A culture of integrity

We aim for corporate governance founded on fairness, trust, transparency, and accountability that will help foster long-term investment, financial stability, business integrity, and the overall competitiveness of the organization. These principles are laid down in internal company policies that support stronger business growth and optimize value to shareholders. 


Board Committees

Audit and Risk Management Committee

The Audit and Risk Committee shall be composed of at least three (3) Directors, preferably with accounting, auditing, and finance background, and such other qualifications as may be required under the applicable rules and regulations promulgated by the SEC and other relevant regulatory bodies. The Chairperson of the Audit Committee should not be the Chairperson of the Board or of any other committees.

The Audit Committee should meet at least once every quarter. Its main responsibilities include: recommending the appointment of external auditors whose report they review; monitoring the system of internal controls and corporate compliance with laws, regulations and code of ethics; serving as a direct channel of communications to the Board for the internal auditors, the Compliance Officer, and the general counsel.

Corporate Governance Committee

The Corporate Governance Committee shall be composed of at least three (3) members, all of whom, including the Chairperson thereof, are preferably independent directors.

This committee shall:

1. Assist the Board in the performance of its corporate governance responsibilities in accordance with the relevant laws and regulations;
2. Review and evaluate the qualifications of all persons nominated to the Board as well as those nominated to other positions requiring appointment by the Board and provide assessment on the Board’s effectiveness in directing the process of renewing and replacing Board members; and
3. Establish formal and transparent procedure for developing a policy on executive remuneration, and for fixing the remuneration packages of corporate officers and directors, and provide oversight over remuneration of senior management and other key personnel.
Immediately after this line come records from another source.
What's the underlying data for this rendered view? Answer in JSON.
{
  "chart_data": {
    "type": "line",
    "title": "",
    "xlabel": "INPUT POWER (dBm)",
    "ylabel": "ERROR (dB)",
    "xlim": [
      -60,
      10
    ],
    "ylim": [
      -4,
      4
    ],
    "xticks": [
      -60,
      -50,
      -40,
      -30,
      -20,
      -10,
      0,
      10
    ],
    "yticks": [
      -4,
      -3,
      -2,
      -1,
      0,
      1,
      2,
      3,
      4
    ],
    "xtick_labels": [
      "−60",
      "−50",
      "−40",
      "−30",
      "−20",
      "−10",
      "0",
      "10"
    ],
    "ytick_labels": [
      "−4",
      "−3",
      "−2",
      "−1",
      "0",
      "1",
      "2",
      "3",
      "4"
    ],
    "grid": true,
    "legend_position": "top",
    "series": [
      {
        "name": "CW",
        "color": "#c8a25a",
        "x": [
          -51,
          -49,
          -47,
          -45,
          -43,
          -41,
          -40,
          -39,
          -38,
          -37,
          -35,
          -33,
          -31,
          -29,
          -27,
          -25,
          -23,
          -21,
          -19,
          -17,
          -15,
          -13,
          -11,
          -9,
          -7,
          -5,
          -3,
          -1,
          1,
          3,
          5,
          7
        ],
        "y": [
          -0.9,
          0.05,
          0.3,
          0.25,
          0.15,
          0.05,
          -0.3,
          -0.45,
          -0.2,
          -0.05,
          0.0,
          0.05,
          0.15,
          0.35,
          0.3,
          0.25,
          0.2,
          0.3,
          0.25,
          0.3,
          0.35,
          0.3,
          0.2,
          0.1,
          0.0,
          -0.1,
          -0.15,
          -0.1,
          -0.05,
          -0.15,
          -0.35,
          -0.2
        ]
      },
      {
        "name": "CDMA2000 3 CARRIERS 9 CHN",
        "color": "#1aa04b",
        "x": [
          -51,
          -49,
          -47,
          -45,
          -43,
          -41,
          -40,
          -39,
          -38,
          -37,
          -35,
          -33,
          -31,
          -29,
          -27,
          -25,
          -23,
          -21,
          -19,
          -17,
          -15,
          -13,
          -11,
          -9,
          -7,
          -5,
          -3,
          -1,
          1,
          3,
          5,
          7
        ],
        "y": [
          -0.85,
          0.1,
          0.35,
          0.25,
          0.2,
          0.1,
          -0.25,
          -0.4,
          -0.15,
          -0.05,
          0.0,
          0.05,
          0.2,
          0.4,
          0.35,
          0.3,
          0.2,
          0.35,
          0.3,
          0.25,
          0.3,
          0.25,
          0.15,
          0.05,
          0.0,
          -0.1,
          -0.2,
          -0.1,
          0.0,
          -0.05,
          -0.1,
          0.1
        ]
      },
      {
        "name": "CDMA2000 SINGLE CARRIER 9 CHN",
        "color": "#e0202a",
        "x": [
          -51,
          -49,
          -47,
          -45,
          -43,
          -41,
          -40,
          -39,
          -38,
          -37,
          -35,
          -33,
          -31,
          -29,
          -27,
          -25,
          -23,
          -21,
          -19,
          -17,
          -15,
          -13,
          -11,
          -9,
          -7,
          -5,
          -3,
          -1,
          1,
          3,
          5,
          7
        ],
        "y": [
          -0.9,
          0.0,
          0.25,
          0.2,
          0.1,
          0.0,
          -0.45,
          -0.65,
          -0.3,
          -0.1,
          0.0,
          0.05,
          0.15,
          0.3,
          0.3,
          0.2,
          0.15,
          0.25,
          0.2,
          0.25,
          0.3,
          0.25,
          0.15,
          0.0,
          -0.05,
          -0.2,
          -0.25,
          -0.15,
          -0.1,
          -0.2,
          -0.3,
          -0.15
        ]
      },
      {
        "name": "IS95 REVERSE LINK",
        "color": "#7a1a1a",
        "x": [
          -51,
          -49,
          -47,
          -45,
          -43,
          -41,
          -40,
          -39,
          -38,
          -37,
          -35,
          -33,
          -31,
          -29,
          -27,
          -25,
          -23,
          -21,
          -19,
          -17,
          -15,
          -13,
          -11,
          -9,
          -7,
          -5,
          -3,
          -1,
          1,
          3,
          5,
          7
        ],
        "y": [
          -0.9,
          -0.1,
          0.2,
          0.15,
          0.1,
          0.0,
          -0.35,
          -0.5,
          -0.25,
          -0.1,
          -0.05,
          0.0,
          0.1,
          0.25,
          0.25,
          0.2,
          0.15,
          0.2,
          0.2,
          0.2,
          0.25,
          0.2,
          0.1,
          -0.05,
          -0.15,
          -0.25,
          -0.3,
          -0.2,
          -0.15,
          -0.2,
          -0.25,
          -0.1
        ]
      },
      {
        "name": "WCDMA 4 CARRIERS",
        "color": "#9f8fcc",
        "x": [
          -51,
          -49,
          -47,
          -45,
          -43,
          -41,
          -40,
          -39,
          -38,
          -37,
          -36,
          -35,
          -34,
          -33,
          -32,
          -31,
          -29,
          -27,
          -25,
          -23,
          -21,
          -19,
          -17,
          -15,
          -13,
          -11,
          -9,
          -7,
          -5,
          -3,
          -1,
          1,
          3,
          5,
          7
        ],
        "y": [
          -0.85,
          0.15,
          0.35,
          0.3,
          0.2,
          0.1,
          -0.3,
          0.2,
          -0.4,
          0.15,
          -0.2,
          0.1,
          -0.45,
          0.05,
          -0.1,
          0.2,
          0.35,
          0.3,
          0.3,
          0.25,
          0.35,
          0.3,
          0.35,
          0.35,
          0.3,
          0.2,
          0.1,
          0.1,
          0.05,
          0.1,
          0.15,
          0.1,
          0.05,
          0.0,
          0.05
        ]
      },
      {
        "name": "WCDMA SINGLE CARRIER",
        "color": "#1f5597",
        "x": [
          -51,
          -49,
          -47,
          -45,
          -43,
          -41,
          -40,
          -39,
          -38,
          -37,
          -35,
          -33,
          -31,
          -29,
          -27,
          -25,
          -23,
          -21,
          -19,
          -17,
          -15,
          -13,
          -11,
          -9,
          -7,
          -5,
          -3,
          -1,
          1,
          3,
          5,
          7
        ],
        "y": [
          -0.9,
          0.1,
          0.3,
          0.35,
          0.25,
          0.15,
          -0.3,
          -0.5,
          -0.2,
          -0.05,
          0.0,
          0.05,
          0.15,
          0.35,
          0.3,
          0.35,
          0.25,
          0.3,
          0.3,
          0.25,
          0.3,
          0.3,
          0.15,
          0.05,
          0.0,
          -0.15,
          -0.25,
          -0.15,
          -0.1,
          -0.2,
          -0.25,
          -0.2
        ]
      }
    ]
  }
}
Related Party Transactions Committee

The Related Party Transactions Committee shall be composed of at least three (3) Members, two (2) of whom, including the Committee Chairperson, are preferably independent directors. This committee shall be responsible for reviewing all material related party transactions of the company and shall be responsible for reviewing and proposing policies for related party transactions. This committee shall also be responsible for checking compliance with the related-party transactions policies as may be adopted by the Board.